The Australian share market has taken its biggest hit in over a year, with the top 200 companies' values plunging more than 6 per cent in the first few minutes of trade.
The S&P/ASX200 index dropped 463.50 points or 6.04 per cent to 7,204.30, around 20 minutes after the opening of trade on Monday morning, a new 100-day low.
The broader All Ordinaries index fell 464.7 points, or 5.92 per cent, to 7,388.8, wiping more than $155 billion of the $2.6 trillion market value.
As final transactions were settled the S&P/ASX200 was down 321.2 points , or 4.19 per cent, to 7,346.6, while the broader All Ordinaries had given up 321.2 points, or 4.09 per cent, to 7,526.4.
It was the local bourse's worst daily performance since March 2020, when declaration of the COVID-19 pandemic prompted panic-selling and major volatility.
All sectors closed deep into the red, led by a 6.7 per cent bloodbath in energy stocks, along with a more than 4.7 per cent losses in financials and materials.
It comes amid fears of a recession — with financial services company JP Morgan hiking its odds of a recession in the United States to 60 per cent after the Trump administration imposed tariffs on dozens of countries last week, and China retaliated with its own levies on American goods.
Trillions of dollars have been wiped off stocks worldwide since Trump announced the tariffs last week, and the losses deepened on Monday.
Taipei recorded its heaviest loss on record as it sank 9.7 per cent.
In Europe, Frankfurt's DAX sank as much as 10 per cent in early deals before paring back losses.
The German index and Paris were down over six percent in late morning deals, while London fell 4.5 per cent.
Hong Kong's Hang Seng index sank 13.2 per cent, its biggest drop since the 1997 Asian financial crisis, while Tokyo's Nikkei 225 fell an eye-watering 7.8 per cent.
The White House has previously vowed to meet any retaliatory tariffs with even higher imposts, stoking fears of a race-to-the-bottom trade war that could in turn trigger a global recession.
"The sell-off in US stock markets has intensified this morning after China retaliated on Friday night," IG Markets analyst Tony Sycamore said.
This had sparked "fears of a full-blown trade war, imminent recession, and a liquidity crunch last seen during the COVID crash of 2020", he warned.

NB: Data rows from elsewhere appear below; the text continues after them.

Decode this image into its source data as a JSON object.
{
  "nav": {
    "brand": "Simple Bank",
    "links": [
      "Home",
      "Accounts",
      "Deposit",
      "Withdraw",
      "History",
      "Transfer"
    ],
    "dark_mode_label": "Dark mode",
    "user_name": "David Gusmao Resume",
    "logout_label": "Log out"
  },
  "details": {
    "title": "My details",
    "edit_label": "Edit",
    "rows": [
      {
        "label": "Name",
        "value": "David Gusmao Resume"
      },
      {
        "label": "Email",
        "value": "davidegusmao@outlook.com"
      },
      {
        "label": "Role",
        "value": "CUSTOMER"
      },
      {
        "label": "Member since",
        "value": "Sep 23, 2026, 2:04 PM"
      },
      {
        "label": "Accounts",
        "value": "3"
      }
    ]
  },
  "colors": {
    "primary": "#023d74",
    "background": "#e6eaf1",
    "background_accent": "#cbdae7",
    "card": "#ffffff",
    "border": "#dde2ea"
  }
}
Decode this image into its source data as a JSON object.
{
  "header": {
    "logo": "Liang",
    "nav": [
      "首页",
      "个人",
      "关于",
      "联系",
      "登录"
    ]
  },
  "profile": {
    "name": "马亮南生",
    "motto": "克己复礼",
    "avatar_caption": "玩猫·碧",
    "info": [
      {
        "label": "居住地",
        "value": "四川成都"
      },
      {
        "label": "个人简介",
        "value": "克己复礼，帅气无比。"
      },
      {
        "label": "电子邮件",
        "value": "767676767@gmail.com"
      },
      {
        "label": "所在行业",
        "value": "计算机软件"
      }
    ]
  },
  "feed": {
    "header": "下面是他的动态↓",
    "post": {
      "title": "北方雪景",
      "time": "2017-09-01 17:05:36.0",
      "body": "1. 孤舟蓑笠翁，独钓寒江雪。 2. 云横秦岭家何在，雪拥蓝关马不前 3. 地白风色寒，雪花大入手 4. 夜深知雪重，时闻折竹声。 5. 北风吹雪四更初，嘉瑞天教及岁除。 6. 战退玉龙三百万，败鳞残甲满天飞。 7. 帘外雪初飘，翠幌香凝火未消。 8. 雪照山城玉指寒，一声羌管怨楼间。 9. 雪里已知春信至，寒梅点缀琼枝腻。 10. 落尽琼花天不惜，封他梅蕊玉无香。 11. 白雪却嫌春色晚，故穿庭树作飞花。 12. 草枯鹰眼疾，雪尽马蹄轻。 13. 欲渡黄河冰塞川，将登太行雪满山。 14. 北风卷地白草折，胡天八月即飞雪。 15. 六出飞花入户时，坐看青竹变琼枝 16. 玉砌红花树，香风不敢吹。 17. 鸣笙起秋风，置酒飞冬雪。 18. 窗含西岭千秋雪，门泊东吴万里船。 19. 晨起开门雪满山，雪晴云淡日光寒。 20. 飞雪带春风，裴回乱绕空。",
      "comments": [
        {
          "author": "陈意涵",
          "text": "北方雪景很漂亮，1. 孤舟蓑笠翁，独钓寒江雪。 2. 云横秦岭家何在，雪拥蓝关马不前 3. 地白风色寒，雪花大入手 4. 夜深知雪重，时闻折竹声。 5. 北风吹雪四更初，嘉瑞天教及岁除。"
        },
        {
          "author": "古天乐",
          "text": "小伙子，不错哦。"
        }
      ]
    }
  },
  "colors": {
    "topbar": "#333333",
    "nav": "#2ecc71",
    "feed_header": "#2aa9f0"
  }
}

The slide in equities markets is expected to continue after US stock futures fell ahead of Wall Street resuming trading later on Monday.
Investors were short-selling markets in the UK, the European Union and Australia, Westpac economist Ryan Wells said.
"Stock market volatility spiked at a new post-pandemic high as the historic sell-off in global equities persists," Wells wrote in a research note.
The Australian dollar fell below 60 US cents to 59.98 US cents to be down more than 6 per cent since the tariffs were announced on Thursday.
- With additional reporting from the Australian Associated Press and Agence-France Presse.